When does Leading Index for US typically lead Unemployment Rate (U3)?+
Leading Index for US tends to lead Unemployment Rate (U3) during macro regime changes, where the more liquid asset moves first. In those periods, moves in Leading Index for US precede corresponding moves in Unemployment Rate (U3) by days to weeks, depending on the transmission channel and the depth of each market.

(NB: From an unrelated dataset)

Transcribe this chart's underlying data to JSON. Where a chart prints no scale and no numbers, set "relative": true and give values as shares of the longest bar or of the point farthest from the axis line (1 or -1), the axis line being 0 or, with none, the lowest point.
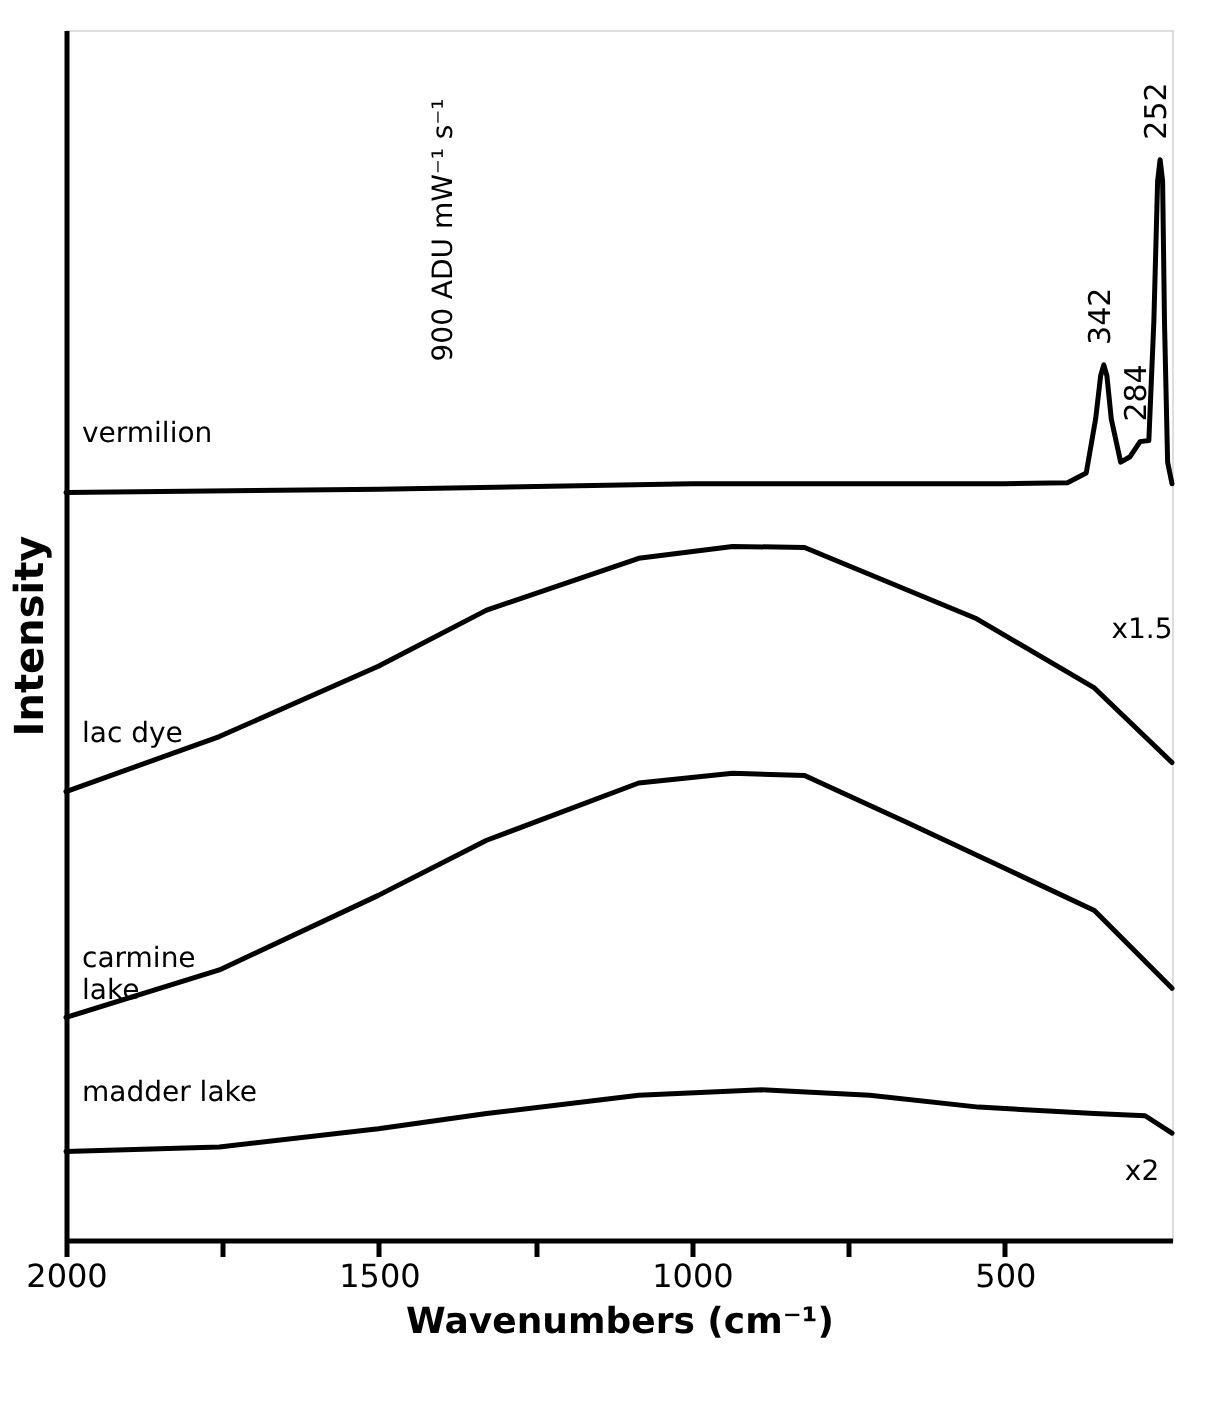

How are Leading Index for US and Unemployment Rate (U3) historically correlated?+
Long-run correlation between Leading Index for US and Unemployment Rate (U3) varies by regime. Cross-asset correlations vary by regime, tending to tighten in stress and loosen during normal conditions. The correlation is not stable: it shifts with macro conditions, and the periods when it breaks down are often the most informative moments in the Leading Index for US-Unemployment Rate (U3) relationship.
What macro conditions drive divergence between Leading Index for US and Unemployment Rate (U3)?+
Divergence between Leading Index for US and Unemployment Rate (U3) typically arises from idiosyncratic shocks in one asset, policy interventions, or structural shifts in demand. When one asset's idiosyncratic drivers dominate, the spread moves in ways that the common macro story does not predict, which is usually a signal to look more carefully at the specific drivers at work in Leading Index for US or Unemployment Rate (U3).
Is Leading Index for US a hedge for Unemployment Rate (U3)?+
Cross-asset hedges between Leading Index for US and Unemployment Rate (U3) work when the macro drivers of the two assets are sufficiently decorrelated, which depends on the regime and therefore needs to be reviewed as conditions change. Effective hedging requires matching the hedge to the specific risk being protected, and the Leading Index for US-Unemployment Rate (U3) pair is best stress-tested under scenarios the investor most worries about before being sized into a real portfolio.